Chasing a Moonbow at Cumberland Falls, KY

Here’s an item for your bucket list:  Marveling at a magical moonbow – not a rainbow, but a moonbow.

This phenomenon occurs at Cumberland Falls in southeastern Kentucky and nowhere else in the western hemisphere. Cumberland Falls, the centerpiece of a popular Kentucky state park, is a curtain of water 125 feet across and 60 feet tall. It pours into a rocky gorge, and on the nights of a full moon, magic happens. There, arching across the night sky,  is a moonbow.

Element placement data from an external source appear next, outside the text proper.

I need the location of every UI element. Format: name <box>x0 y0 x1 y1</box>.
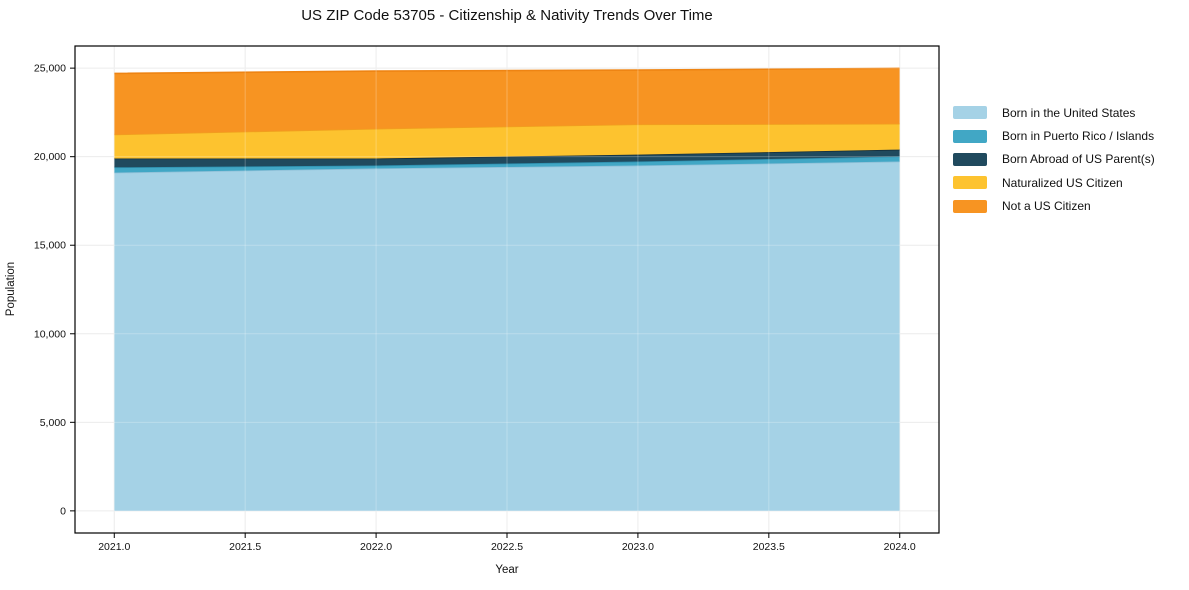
y-tick-label: 0 <box>60 505 66 517</box>
chart-title: US ZIP Code 53705 - Citizenship & Nativi… <box>301 7 713 24</box>
area-series-4 <box>114 68 900 135</box>
y-tick-label: 10,000 <box>34 328 66 340</box>
y-tick-label: 5,000 <box>40 417 66 429</box>
legend-item-3: Naturalized US Citizen <box>953 171 1155 194</box>
y-axis-label: Population <box>5 261 17 317</box>
x-tick-label: 2021.0 <box>98 541 130 553</box>
x-tick-label: 2022.0 <box>360 541 392 553</box>
legend-item-label: Born Abroad of US Parent(s) <box>1002 152 1155 167</box>
area-top-edge-4 <box>114 67 900 75</box>
legend: Born in the United States Born in Puerto … <box>953 101 1155 218</box>
legend-swatch-icon <box>953 199 987 213</box>
x-tick-label: 2023.0 <box>622 541 654 553</box>
legend-item-label: Born in the United States <box>1002 105 1136 120</box>
legend-item-0: Born in the United States <box>953 101 1155 124</box>
x-tick-label: 2024.0 <box>884 541 916 553</box>
x-tick-label: 2021.5 <box>229 541 261 553</box>
legend-item-label: Born in Puerto Rico / Islands <box>1002 129 1155 144</box>
x-tick-label: 2023.5 <box>753 541 785 553</box>
legend-item-4: Not a US Citizen <box>953 195 1155 218</box>
legend-swatch-icon <box>953 176 987 190</box>
area-series-3 <box>114 123 900 159</box>
legend-item-label: Naturalized US Citizen <box>1002 175 1123 190</box>
legend-swatch-icon <box>953 106 987 120</box>
y-tick-label: 15,000 <box>34 240 66 252</box>
legend-item-1: Born in Puerto Rico / Islands <box>953 124 1155 147</box>
legend-item-2: Born Abroad of US Parent(s) <box>953 148 1155 171</box>
legend-swatch-icon <box>953 152 987 166</box>
legend-item-label: Not a US Citizen <box>1002 199 1091 214</box>
x-tick-label: 2022.5 <box>491 541 523 553</box>
area-series-0 <box>114 161 900 511</box>
y-tick-label: 25,000 <box>34 63 66 75</box>
y-tick-label: 20,000 <box>34 151 66 163</box>
x-axis-label: Year <box>495 564 519 576</box>
legend-swatch-icon <box>953 129 987 143</box>
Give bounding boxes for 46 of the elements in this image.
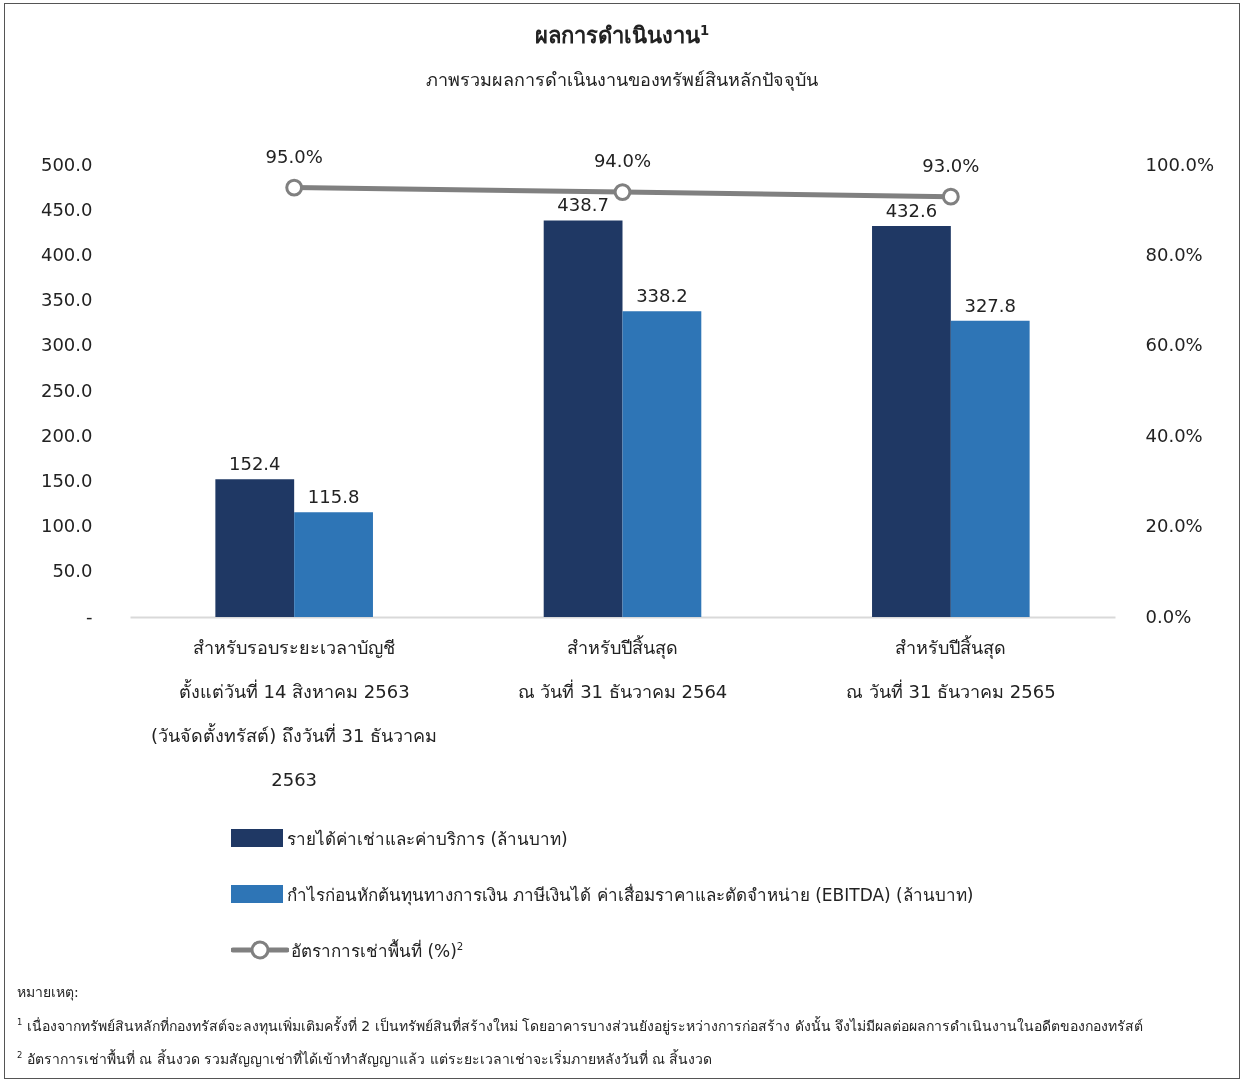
bar bbox=[543, 220, 623, 617]
bar bbox=[215, 479, 295, 617]
y-tick-label: 400.0 bbox=[40, 243, 93, 265]
y2-tick-label: 0.0% bbox=[1145, 605, 1192, 627]
text: $^{1}$ เนื่องจากทรัพย์สินหลักที่กองทรัสต์จะลงทุนเพิ่มเติมครั้งที่ 2 เป็นทรัพย์สินที่สร้างใหม่ โดยอาคารบางส่วนยังอยู่ระหว่างการก่อสร้าง ดังนั้น จึงไม่มีผลต่อผลการดำเนินงานในอดีตของกองทรัสต์ bbox=[17, 1015, 1143, 1037]
y-tick-label: 250.0 bbox=[40, 379, 93, 401]
bar bbox=[950, 320, 1030, 617]
data-label: 93.0% bbox=[922, 154, 980, 176]
y-tick-label: 100.0 bbox=[40, 515, 93, 537]
legend-label: รายได้ค่าเช่าและค่าบริการ (ล้านบาท) bbox=[287, 827, 568, 851]
y2-tick-label: 40.0% bbox=[1145, 424, 1203, 446]
data-label: 338.2 bbox=[636, 285, 688, 307]
category-label: สำหรับปีสิ้นสุด ณ วันที่ 31 ธันวาคม 2564 bbox=[517, 636, 728, 702]
y-tick-label: 150.0 bbox=[40, 469, 93, 491]
data-label: 115.8 bbox=[307, 486, 360, 508]
y-tick-label: 450.0 bbox=[40, 198, 93, 220]
y2-tick-label: 80.0% bbox=[1145, 243, 1203, 265]
category-label: สำหรับรอบระยะเวลาบัญชี ตั้งแต่วันที่ 14 สิงหาคม 2563 (วันจัดตั้งทรัสต์) ถึงวันที่ 31 ธันวาคม 2563 bbox=[151, 636, 438, 790]
y-tick-label: - bbox=[86, 605, 93, 627]
data-label: 327.8 bbox=[964, 294, 1016, 316]
y-tick-label: 50.0 bbox=[52, 560, 93, 582]
text: $^{2}$ อัตราการเช่าพื้นที่ ณ สิ้นงวด รวมสัญญาเช่าที่ได้เข้าทำสัญญาแล้ว แต่ระยะเวลาเช่าจะเริ่มภายหลังวันที่ ณ สิ้นงวด bbox=[17, 1048, 714, 1069]
data-label: 94.0% bbox=[593, 150, 652, 172]
y-tick-label: 350.0 bbox=[40, 289, 93, 311]
y-tick-label: 300.0 bbox=[40, 334, 93, 356]
point bbox=[941, 187, 960, 206]
bar bbox=[294, 512, 373, 617]
bar bbox=[872, 225, 951, 617]
data-label: 95.0% bbox=[265, 145, 323, 167]
data-label: 438.7 bbox=[557, 194, 609, 216]
point bbox=[613, 183, 632, 202]
chart-title: ผลการดำเนินงาน$^{1}$ bbox=[533, 21, 711, 50]
legend-label: อัตราการเช่าพื้นที่ (%)$^{2}$ bbox=[291, 938, 464, 963]
y-tick-label: 200.0 bbox=[40, 424, 93, 446]
text: หมายเหตุ: bbox=[17, 982, 80, 1003]
y2-tick-label: 20.0% bbox=[1145, 515, 1203, 537]
bar bbox=[622, 311, 702, 617]
y2-tick-label: 60.0% bbox=[1145, 334, 1203, 356]
data-label: 432.6 bbox=[885, 199, 938, 221]
category-label: สำหรับปีสิ้นสุด ณ วันที่ 31 ธันวาคม 2565 bbox=[846, 636, 1056, 702]
point bbox=[285, 178, 304, 197]
y-tick-label: 500.0 bbox=[40, 153, 93, 175]
data-label: 152.4 bbox=[229, 453, 281, 475]
y2-tick-label: 100.0% bbox=[1145, 153, 1215, 175]
legend-label: กำไรก่อนหักต้นทุนทางการเงิน ภาษีเงินได้ ค่าเสื่อมราคาและตัดจำหน่าย (EBITDA) (ล้านบาท) bbox=[287, 882, 974, 908]
chart-subtitle: ภาพรวมผลการดำเนินงานของทรัพย์สินหลักปัจจุบัน bbox=[425, 68, 819, 93]
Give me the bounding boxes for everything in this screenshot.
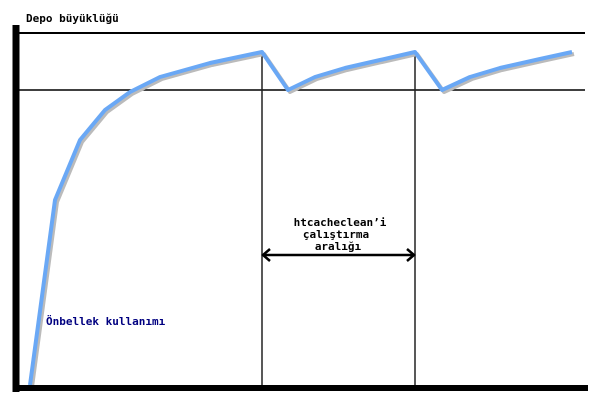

Kentucky native T. Coleman DuPont bought the falls in 1927 and gave it to the state for a park. He’s the namesake of the 51-room DuPont Lodge, which is accented by solid hemlock beams, knotty pine paneling and massive stone fireplaces.

 

The park also has rental cabins, camping, hiking trails and a stable. Guided rafting trips are offered nearby, and the surrounding Daniel Boone National Forest provides panorama after panorama of mountain beauty.

Cumberland Falls, sometimes called the Niagara of the South, is beautiful in the daylight, too, but it is too often bypassed as travelers zoom along I-75. It’s only 20 miles southwest of Corbin, but it’s a world apart.